‘Tomorrow, tomorrow, I’ll love you tomorrow’ so sings orphan Annie in the musical.
Tomorrow is not a day, it is an idea. It is an excuse. I’ll do my homework tomorrow, I’ll join the gym tomorrow, the diet starts tomorrow, tomorrow and tomorrow and tomorrow. But tomorrow never comes, there is always another tomorrow to pass the buck to.
This week I have cleared the build up of work chaos scattered around the house and rehomed it in the study, the craft in the hobby room and rediscovered areas of floor and table around the house. It is September the start of the Methodist year and a fresh new set of paperwork and meetings to face so an ideal time to get the filing ready for a fresh start. But just like every year in the job so far I find myself promising myself that this time I really will Get Organised and not have to fight the rearguard action all the time.

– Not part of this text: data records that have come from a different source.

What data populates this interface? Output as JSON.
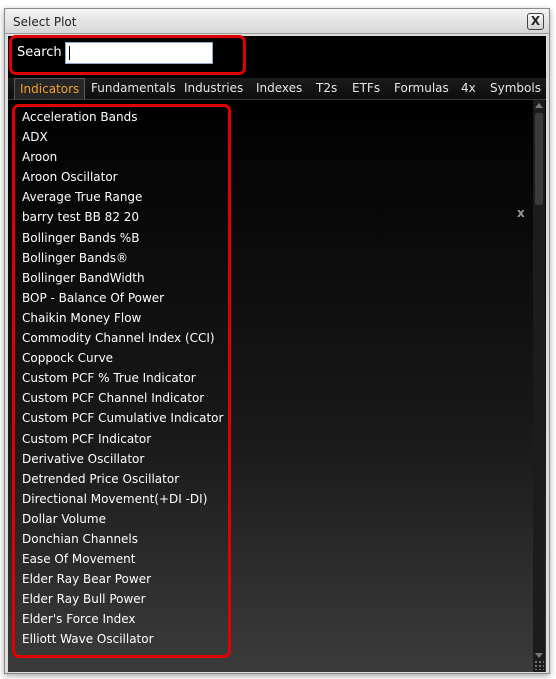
{
  "window": {
    "title": "Select Plot",
    "close_label": "X"
  },
  "search": {
    "label": "Search",
    "value": "",
    "placeholder": ""
  },
  "tabs": [
    {
      "label": "Indicators",
      "active": true
    },
    {
      "label": "Fundamentals",
      "active": false
    },
    {
      "label": "Industries",
      "active": false
    },
    {
      "label": "Indexes",
      "active": false
    },
    {
      "label": "T2s",
      "active": false
    },
    {
      "label": "ETFs",
      "active": false
    },
    {
      "label": "Formulas",
      "active": false
    },
    {
      "label": "4x",
      "active": false
    },
    {
      "label": "Symbols",
      "active": false
    }
  ],
  "indicators": [
    "Acceleration Bands",
    "ADX",
    "Aroon",
    "Aroon Oscillator",
    "Average True Range",
    "barry test BB 82 20",
    "Bollinger Bands %B",
    "Bollinger Bands®",
    "Bollinger BandWidth",
    "BOP - Balance Of Power",
    "Chaikin Money Flow",
    "Commodity Channel Index (CCI)",
    "Coppock Curve",
    "Custom PCF % True Indicator",
    "Custom PCF Channel Indicator",
    "Custom PCF Cumulative Indicator",
    "Custom PCF Indicator",
    "Derivative Oscillator",
    "Detrended Price Oscillator",
    "Directional Movement(+DI -DI)",
    "Dollar Volume",
    "Donchian Channels",
    "Ease Of Movement",
    "Elder Ray Bear Power",
    "Elder Ray Bull Power",
    "Elder's Force Index",
    "Elliott Wave Oscillator"
  ],
  "delete_label": "x",
  "colors": {
    "active_tab": "#f0a030",
    "highlight": "#e00000",
    "panel_bg": "#000000"
  },
  "icons": {
    "close": "close-icon",
    "scroll_up": "arrow-up-icon",
    "scroll_down": "arrow-down-icon",
    "resize": "resize-grip-icon"
  }
}
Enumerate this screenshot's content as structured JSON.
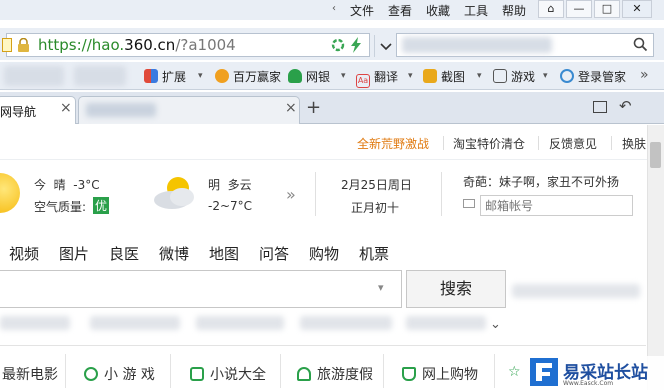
{
  "menu": [
    "文件",
    "查看",
    "收藏",
    "工具",
    "帮助"
  ],
  "window_buttons": [
    "⌂",
    "—",
    "□",
    "✕"
  ],
  "address": {
    "prefix": "https://hao.",
    "domain": "360.cn",
    "suffix": "/?a1004"
  },
  "toolbar": [
    "扩展",
    "百万赢家",
    "网银",
    "翻译",
    "截图",
    "游戏",
    "登录管家"
  ],
  "tabs": {
    "active": "网导航",
    "close": "×",
    "new": "+"
  },
  "toplinks": [
    "全新荒野激战",
    "淘宝特价清仓",
    "反馈意见",
    "换肤"
  ],
  "weather": {
    "today": "今  晴  -3°C",
    "aq_label": "空气质量:",
    "aq_value": "优",
    "tomorrow": "明  多云",
    "tomorrow_temp": "-2~7°C",
    "arrow": "»"
  },
  "date": {
    "solar": "2月25日周日",
    "lunar": "正月初十"
  },
  "topic": {
    "text": "奇葩：妹子啊，家丑不可外扬",
    "mail_placeholder": "邮箱帐号"
  },
  "nav_tabs": [
    "视频",
    "图片",
    "良医",
    "微博",
    "地图",
    "问答",
    "购物",
    "机票"
  ],
  "search": {
    "button": "搜索",
    "dropdown": "▾",
    "expand": "⌄"
  },
  "quicklinks": [
    "最新电影",
    "小 游 戏",
    "小说大全",
    "旅游度假",
    "网上购物"
  ],
  "watermark": {
    "text": "易采站长站",
    "sub": "Www.Easck.Com"
  },
  "colors": {
    "accent": "#e07a10",
    "green": "#2aa04a",
    "chrome": "#e9eef5"
  }
}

Tomorrow I will be organised. Tomorrow I will be a better minister. From tomorrow I will do x, y and z that I have failed on so often before.

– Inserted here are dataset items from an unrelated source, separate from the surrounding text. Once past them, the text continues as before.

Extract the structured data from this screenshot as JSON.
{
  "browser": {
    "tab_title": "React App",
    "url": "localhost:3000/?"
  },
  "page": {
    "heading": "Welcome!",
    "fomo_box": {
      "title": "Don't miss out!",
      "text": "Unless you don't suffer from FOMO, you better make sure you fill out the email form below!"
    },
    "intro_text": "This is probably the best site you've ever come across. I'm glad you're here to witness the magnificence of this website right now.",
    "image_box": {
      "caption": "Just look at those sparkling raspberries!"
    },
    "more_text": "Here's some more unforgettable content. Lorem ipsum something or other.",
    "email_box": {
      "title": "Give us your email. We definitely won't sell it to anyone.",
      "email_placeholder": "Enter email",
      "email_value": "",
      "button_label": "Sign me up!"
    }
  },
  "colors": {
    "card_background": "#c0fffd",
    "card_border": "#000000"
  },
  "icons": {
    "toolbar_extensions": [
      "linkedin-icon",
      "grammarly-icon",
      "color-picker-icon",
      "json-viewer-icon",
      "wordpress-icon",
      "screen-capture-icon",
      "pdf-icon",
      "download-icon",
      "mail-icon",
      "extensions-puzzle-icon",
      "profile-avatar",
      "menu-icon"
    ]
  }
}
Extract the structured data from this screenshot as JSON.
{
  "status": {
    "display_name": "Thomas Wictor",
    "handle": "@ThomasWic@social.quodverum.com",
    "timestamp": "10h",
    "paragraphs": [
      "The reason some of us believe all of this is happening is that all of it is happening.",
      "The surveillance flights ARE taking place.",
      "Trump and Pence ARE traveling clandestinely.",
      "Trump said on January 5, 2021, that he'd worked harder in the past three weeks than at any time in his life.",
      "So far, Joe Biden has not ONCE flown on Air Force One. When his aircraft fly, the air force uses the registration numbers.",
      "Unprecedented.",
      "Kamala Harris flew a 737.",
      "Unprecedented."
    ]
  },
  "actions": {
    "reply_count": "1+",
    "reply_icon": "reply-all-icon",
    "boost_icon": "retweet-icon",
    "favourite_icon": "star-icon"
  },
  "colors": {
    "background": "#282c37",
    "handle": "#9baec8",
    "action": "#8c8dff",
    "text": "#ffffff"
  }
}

Tomorrow is one of those dangerous ideas, like oughts and shoulds. A mixture of guilt and a committed pledge – but one that will not be fulfilled, and because we know that we push it onto tomorrow. By doing that we pretend that we are ready to turn over a new leaf and try to put off the guilt of failure to another day.
Depression seems to swing between the horrors of yesterday (only the bad stuff gets remembered) and guilt of tomorrows needing to be faced but looking so far out of reach. Living in the moment for the moment is such a gift.